Massive shake-up in NZ media: Why Trade Me took half of Stuff
Duncan Greive, founder of NZ creative agency Daylight and current affairs site The Spinoff, delves into why classifieds site Trade Me has just bought half of one NZ’s biggest media companies. This is a cross post from The Spinoff.
Yesterday was a landmark day in the history of New Zealand’s news media, with each of our largest news publishers undergoing major shakeups in ownership, governance or both. Stuff Digital, the most popular free-to-access news site in the country, has a new co-owner, with auction marketplace Trade Me taking a 50% stake in the business.
The timing of the announcement served to cast a lengthy shadow over a set piece which occurred a few hours later, at the headquarters of NZME, owners of the largest print newspaper and paywalled news audience, in the NZ Herald. The company’s annual shareholder meeting saw its chair resign, having adroitly dealt with an attempted coup and graciously fallen on her sword. She has been replaced by a former senior minister in the National party, Steven Joyce, after a lengthy campaign from Jim Grenon, a wealthy Canadian now resident in New Zealand. The latter is now a major shareholder, who decried the business’s performance, but also what he perceived as the quality and balance of its journalism.

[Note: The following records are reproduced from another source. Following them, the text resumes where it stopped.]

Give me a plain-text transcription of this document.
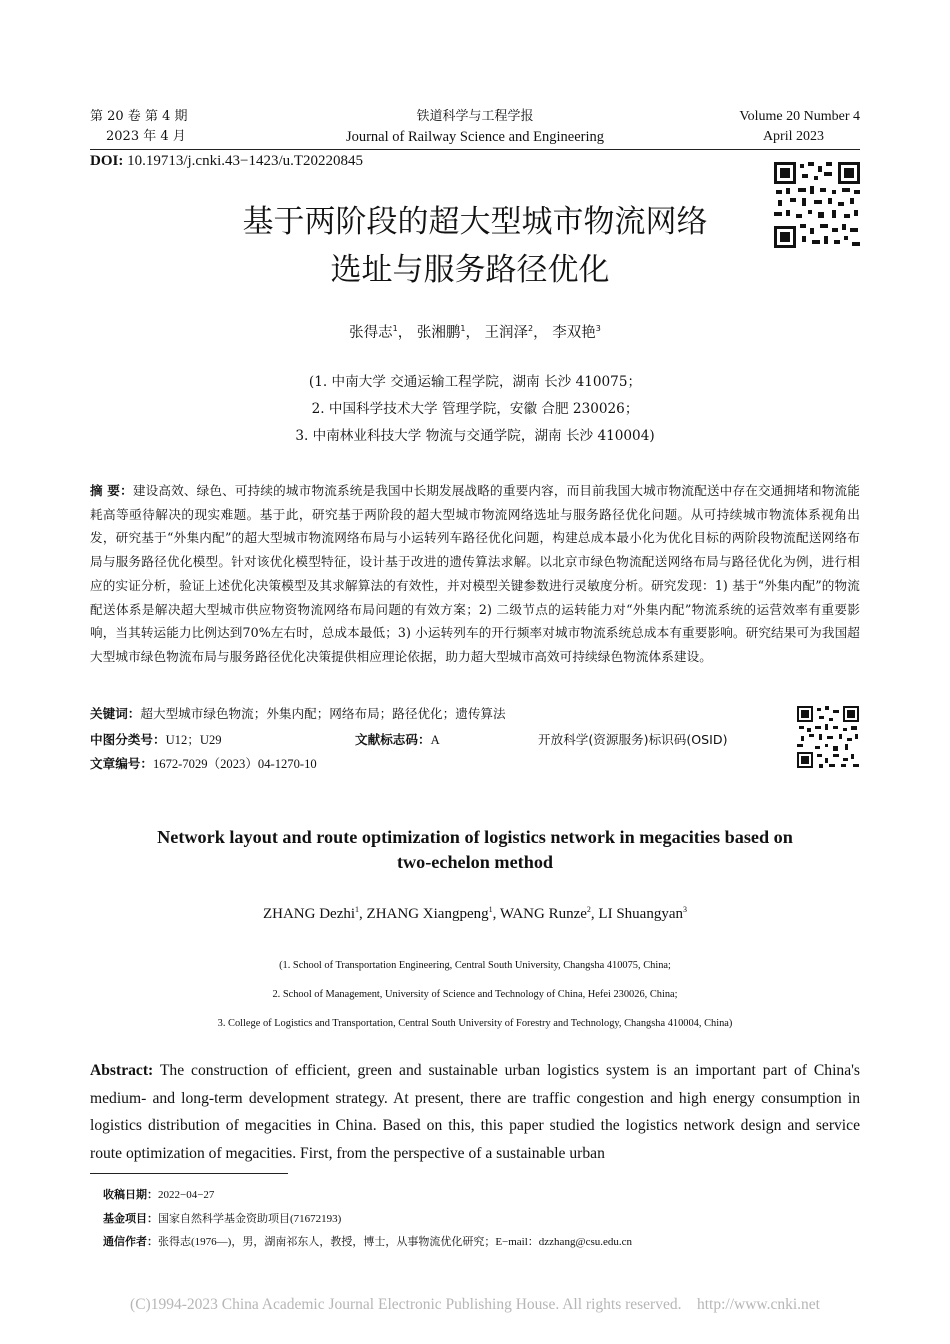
第 20 卷 第 4 期
2023 年 4 月
铁道科学与工程学报
Journal of Railway Science and Engineering
Volume 20 Number 4
April 2023
DOI: 10.19713/j.cnki.43−1423/u.T20220845
基于两阶段的超大型城市物流网络
选址与服务路径优化
张得志$^1$， 张湘鹏$^1$， 王润泽$^2$， 李双艳$^3$
(1. 中南大学 交通运输工程学院，湖南 长沙 410075；
2. 中国科学技术大学 管理学院，安徽 合肥 230026；
3. 中南林业科技大学 物流与交通学院，湖南 长沙 410004)
摘 要：建设高效、绿色、可持续的城市物流系统是我国中长期发展战略的重要内容，而目前我国大城市物流配送中存在交通拥堵和物流能耗高等亟待解决的现实难题。基于此，研究基于两阶段的超大型城市物流网络选址与服务路径优化问题。从可持续城市物流体系视角出发，研究基于“外集内配”的超大型城市物流网络布局与小运转列车路径优化问题，构建总成本最小化为优化目标的两阶段物流配送网络布局与服务路径优化模型。针对该优化模型特征，设计基于改进的遗传算法求解。以北京市绿色物流配送网络布局与路径优化为例，进行相应的实证分析，验证上述优化决策模型及其求解算法的有效性，并对模型关键参数进行灵敏度分析。研究发现：1) 基于“外集内配”的物流配送体系是解决超大型城市供应物资物流网络布局问题的有效方案；2) 二级节点的运转能力对“外集内配”物流系统的运营效率有重要影响，当其转运能力比例达到70%左右时，总成本最低；3) 小运转列车的开行频率对城市物流系统总成本有重要影响。研究结果可为我国超大型城市绿色物流布局与服务路径优化决策提供相应理论依据，助力超大型城市高效可持续绿色物流体系建设。
关键词：超大型城市绿色物流；外集内配；网络布局；路径优化；遗传算法
中图分类号：U12；U29	文献标志码：A	开放科学(资源服务)标识码(OSID)
文章编号：1672-7029（2023）04-1270-10
Network layout and route optimization of logistics network in megacities based on
two-echelon method
ZHANG Dezhi$^1$, ZHANG Xiangpeng$^1$, WANG Runze$^2$, LI Shuangyan$^3$
(1. School of Transportation Engineering, Central South University, Changsha 410075, China;
2. School of Management, University of Science and Technology of China, Hefei 230026, China;
3. College of Logistics and Transportation, Central South University of Forestry and Technology, Changsha 410004, China)
Abstract: The construction of efficient, green and sustainable urban logistics system is an important part of China's medium- and long-term development strategy. At present, there are traffic congestion and high energy consumption in logistics distribution of megacities in China. Based on this, this paper studied the logistics network design and service route optimization of megacities. First, from the perspective of a sustainable urban
收稿日期：2022−04−27
基金项目：国家自然科学基金资助项目(71672193)
通信作者：张得志(1976—)，男，湖南祁东人，教授，博士，从事物流优化研究；E−mail：dzzhang@csu.edu.cn
(C)1994-2023 China Academic Journal Electronic Publishing House. All rights reserved.    http://www.cnki.net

Listen: Duncan Greive discusses the deal with former WBD exec Glen Kyne on The Fold (The Spinoff)
Stuff and Trade Me – star-crossed lovers and a tale of tech and news
It’s the deal between Stuff and Trade Me which has rightly attracted the most attention. Stuff has a tortured ownership history, resulting from the steady accumulation of dozens of newspaper titles, and the early and prescient launch of a unified national news brand under the name Stuff, more than 20 years ago. At the time, it was owned by Fairfax Media, later Nine, out of Australia. It has intimate history with Trade Me, having itself bought the auctions platform in 2006 for a reported $750m.